Archaeology Surveys in Denali

Denali National Park & Preserve

a person sketches an archaeological artifact

NPS Photo / Charlotte Bodak

There were two archaeology surveys that were carried out in the park this year. The first was a project investigating the archaeology of the Upper Teklanika River Valley. The objective of the project was to expand upon current knowledge traditional human use of the Teklanika valley which contains archaeology sites that are 12,600 years old. No new sites were recorded during the survey, and one site assessment of a documented site was completed.

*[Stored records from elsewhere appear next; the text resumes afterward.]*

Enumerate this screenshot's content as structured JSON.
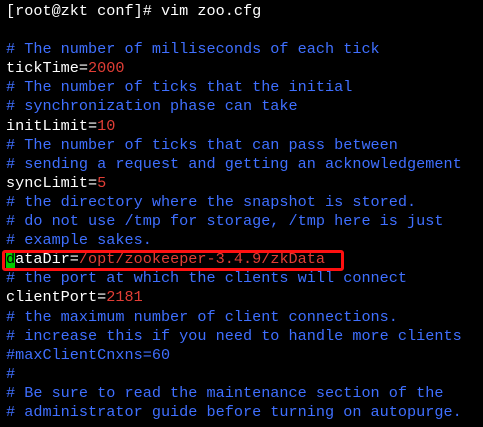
{
  "prompt": {
    "text": "[root@zkt conf]# vim zoo.cfg"
  },
  "colors": {
    "background": "#000000",
    "comment": "#3f6fff",
    "value": "#e23e36",
    "cursor": "#00cc00",
    "highlight_box": "#ff1010"
  },
  "lines": {
    "c1": "# The number of milliseconds of each tick",
    "tick_key": "tickTime=",
    "tick_val": "2000",
    "c2": "# The number of ticks that the initial",
    "c3": "# synchronization phase can take",
    "init_key": "initLimit=",
    "init_val": "10",
    "c4": "# The number of ticks that can pass between",
    "c5": "# sending a request and getting an acknowledgement",
    "sync_key": "syncLimit=",
    "sync_val": "5",
    "c6": "# the directory where the snapshot is stored.",
    "c7": "# do not use /tmp for storage, /tmp here is just",
    "c8": "# example sakes.",
    "data_cursor": "d",
    "data_key": "ataDir=",
    "data_val": "/opt/zookeeper-3.4.9/zkData",
    "c9": "# the port at which the clients will connect",
    "port_key": "clientPort=",
    "port_val": "2181",
    "c10": "# the maximum number of client connections.",
    "c11": "# increase this if you need to handle more clients",
    "c12": "#maxClientCnxns=60",
    "c13": "#",
    "c14": "# Be sure to read the maintenance section of the",
    "c15": "# administrator guide before turning on autopurge."
  }
}
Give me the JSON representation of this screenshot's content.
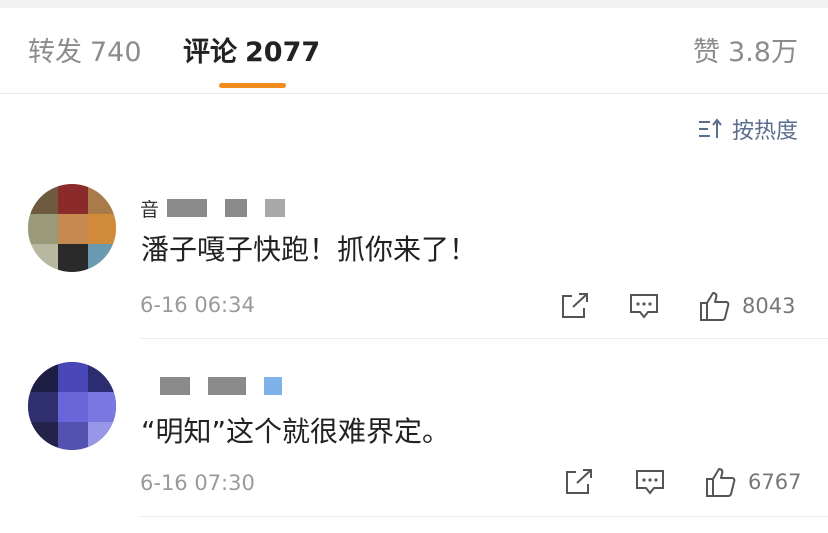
{
  "tabs": {
    "repost": {
      "label": "转发",
      "count": "740"
    },
    "comments": {
      "label": "评论",
      "count": "2077"
    },
    "likes": {
      "label": "赞",
      "count": "3.8万"
    }
  },
  "sort": {
    "label": "按热度",
    "icon": "sort-icon"
  },
  "colors": {
    "accent": "#f28c1c",
    "sort_text": "#5a6e8c",
    "muted": "#9a9a9a"
  },
  "comments": [
    {
      "name_visible": "音",
      "text": "潘子嘎子快跑！抓你来了！",
      "time": "6-16 06:34",
      "likes": "8043"
    },
    {
      "name_visible": "",
      "text": "“明知”这个就很难界定。",
      "time": "6-16 07:30",
      "likes": "6767"
    }
  ]
}
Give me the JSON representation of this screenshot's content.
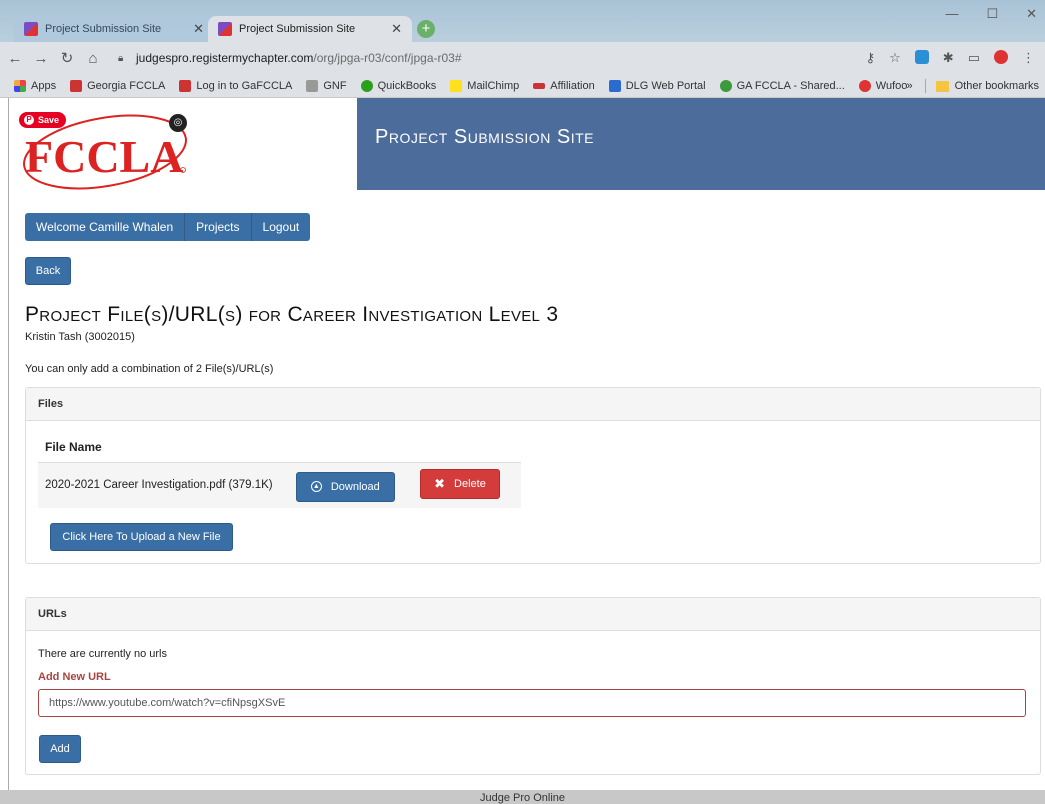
{
  "browser": {
    "tabs": [
      {
        "title": "Project Submission Site",
        "active": false
      },
      {
        "title": "Project Submission Site",
        "active": true
      }
    ],
    "new_tab": "+",
    "url_host": "judgespro.registermychapter.com",
    "url_path": "/org/jpga-r03/conf/jpga-r03#",
    "bookmarks": [
      "Apps",
      "Georgia FCCLA",
      "Log in to GaFCCLA",
      "GNF",
      "QuickBooks",
      "MailChimp",
      "Affiliation",
      "DLG Web Portal",
      "GA FCCLA - Shared...",
      "Wufoo"
    ],
    "bookmark_overflow": "»",
    "other_bookmarks": "Other bookmarks"
  },
  "header": {
    "save_label": "Save",
    "banner_title": "Project Submission Site"
  },
  "nav": {
    "welcome": "Welcome Camille Whalen",
    "projects": "Projects",
    "logout": "Logout"
  },
  "back_label": "Back",
  "page": {
    "title": "Project File(s)/URL(s) for Career Investigation Level 3",
    "student": "Kristin Tash (3002015)",
    "limit_note": "You can only add a combination of 2 File(s)/URL(s)"
  },
  "files": {
    "heading": "Files",
    "column_header": "File Name",
    "rows": [
      {
        "name": "2020-2021 Career Investigation.pdf (379.1K)",
        "download_label": "Download",
        "delete_label": "Delete"
      }
    ],
    "upload_label": "Click Here To Upload a New File"
  },
  "urls": {
    "heading": "URLs",
    "empty_message": "There are currently no urls",
    "add_label": "Add New URL",
    "input_value": "https://www.youtube.com/watch?v=cfiNpsgXSvE",
    "add_button": "Add"
  },
  "footer": "Judge Pro Online",
  "colors": {
    "primary": "#3a6fa6",
    "banner": "#4c6c9c",
    "danger": "#d43b3b",
    "error_label": "#a94442"
  }
}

The second project investigated the archaeology of the Toklat River. The Toklat river drainage had little to no glaciation during the late Pleistocene and early Holocene (around 10,000 years ago) which may have provided people during these times an advantageous area of occupation for the hunting of ice-age mammals. This area had never been surveyed before. Shovel testing and surface survey were conducted along the river valley with particular emphasis on the areas that were designated as high-potential based on elevation, view shed, and proximity to fresh water sources.

historic artifact strewn around an archaeological site
Overview of the Steep Bluff Historic Site (MMK-197) Which is associated with the construction of the Toklat River Bridge.

Twenty-seven shovel tests (50 cm by 50 cm) were excavated, most of which ended on permafrost approximately 30-40 cm below the surface. No cultural material was found in the shovel tests. Charcoal was collected from what appeared to be a buried natural surface for identification and dating of the landform to try and gain a better understanding of the processes that formed the valley.

Two historic sites were located during this survey. One site is related to construction of the Toklat Bridge and the other appears to be associated with historic mining activities in the area.